Rome Newsroom, Feb 11, 2021 / 06:00 am (CNA).- The president of the Italian bishops’ conference has condemned anti-Semitism after an online event in memory of a Jewish leader was disrupted by hateful images and slogans.
“In firmly condemning this new act of hatred, the Church in Italy reiterates the need to work together — with all Christian confessions and believers of other religions — to foster a culture of encounter and friendship,” Cardinal Gualtiero Bassetti said in a Feb. 10 letter to the community affected by the attack.
The incident took place during an online event in memory of Amos Luzzato, an Italian essayist and former president of the Jewish Community of Venice, who died in September at the age of 92.
During the Feb. 7 memorial event, the video stream was hacked, and anti-Semitic slogans, photos of Hitler, and pornographic and blasphemous images were displayed. Organizers were forced to end the video meeting early.
The state police’s cybercrimes unit is investigating.

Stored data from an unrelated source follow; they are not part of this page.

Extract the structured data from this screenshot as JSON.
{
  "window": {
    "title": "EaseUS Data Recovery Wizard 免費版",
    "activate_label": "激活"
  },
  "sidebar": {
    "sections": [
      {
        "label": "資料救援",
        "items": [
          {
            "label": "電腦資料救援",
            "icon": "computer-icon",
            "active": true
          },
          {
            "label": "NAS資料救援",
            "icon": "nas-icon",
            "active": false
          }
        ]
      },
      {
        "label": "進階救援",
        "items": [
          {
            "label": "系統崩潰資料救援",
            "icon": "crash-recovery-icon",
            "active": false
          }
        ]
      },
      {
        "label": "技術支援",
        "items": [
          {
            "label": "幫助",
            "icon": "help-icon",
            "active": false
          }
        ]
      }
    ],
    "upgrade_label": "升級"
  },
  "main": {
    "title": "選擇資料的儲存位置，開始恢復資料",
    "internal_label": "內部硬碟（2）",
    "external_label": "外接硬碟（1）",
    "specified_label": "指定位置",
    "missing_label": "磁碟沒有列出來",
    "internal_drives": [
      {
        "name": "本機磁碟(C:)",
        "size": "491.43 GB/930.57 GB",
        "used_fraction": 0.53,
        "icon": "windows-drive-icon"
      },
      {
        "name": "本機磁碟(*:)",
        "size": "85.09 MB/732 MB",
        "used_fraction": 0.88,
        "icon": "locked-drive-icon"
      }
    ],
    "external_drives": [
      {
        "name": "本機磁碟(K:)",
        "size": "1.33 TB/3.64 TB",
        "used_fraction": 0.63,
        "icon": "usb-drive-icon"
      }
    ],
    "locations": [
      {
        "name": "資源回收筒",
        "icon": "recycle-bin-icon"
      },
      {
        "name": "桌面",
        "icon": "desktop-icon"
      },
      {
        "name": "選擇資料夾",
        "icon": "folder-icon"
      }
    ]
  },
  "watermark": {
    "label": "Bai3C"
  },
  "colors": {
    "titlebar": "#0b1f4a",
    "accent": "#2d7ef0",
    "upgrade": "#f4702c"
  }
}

“The Italian Episcopal Conference expresses solidarity and closeness to the Italian Jewish communities,” Bassetti said in his letter.
The online event, held on Google Workspace, was organized by the Secretariat for Ecumenical Activities of Venezia (SAE), the Evangelical Lutheran Community, and Beit Venezia, a center for Jewish culture.
Gadi Luzzatto Voghera, a historian and son of Amos Luzzatto, was one of the event’s speakers.
Antonella Bullo Morandini, who leads the SAE, told the Italian public broadcaster Rai that the attack “deals with a form of violence that is so hurtful to us, but that commits us more because we must overcome and go beyond these truly sad forms of violence.”
“The passion and rigor with which Amos Luzzatto faced the Scriptures, the Tanakh, allowed him to recognize the founding identity of the Jewish tradition,” the SAE said on its website, in a post about the event.
“The recovery of this tradition, which survived the dehumanizing horror of the Nazi regime, allowed him to open up to the Christian horizon to restore it to the truth of its Jewish roots,” it continued.
“The form of dialogue that he reached was completed in the Jewish-Christian-Islamic trialogue experienced as a commitment to counteract any regurgitation of anti-Semitism, racism, and Islamophobia, which are appearing ever stronger and more insidious.”
In his letter, Bassetti pointed to Pope Francis’ encouragement to “commit ourselves to tilling the soil on which hatred grows, sowing peace” to help “make the world a better place while respecting human dignity, a dignity that belongs to everyone in equal measure regardless of ‘origin, religion, and social status.’”
The cardinal said that “as pastors, we are convinced that, to a rampant intolerance that generates forms of racism and contempt, it is necessary to respond with an action of formation, mutual knowledge, and dialogue, aware that this is the only way to build a more just and supportive society.”
“Our commitment becomes a challenge and an opportunity for this time,” he said.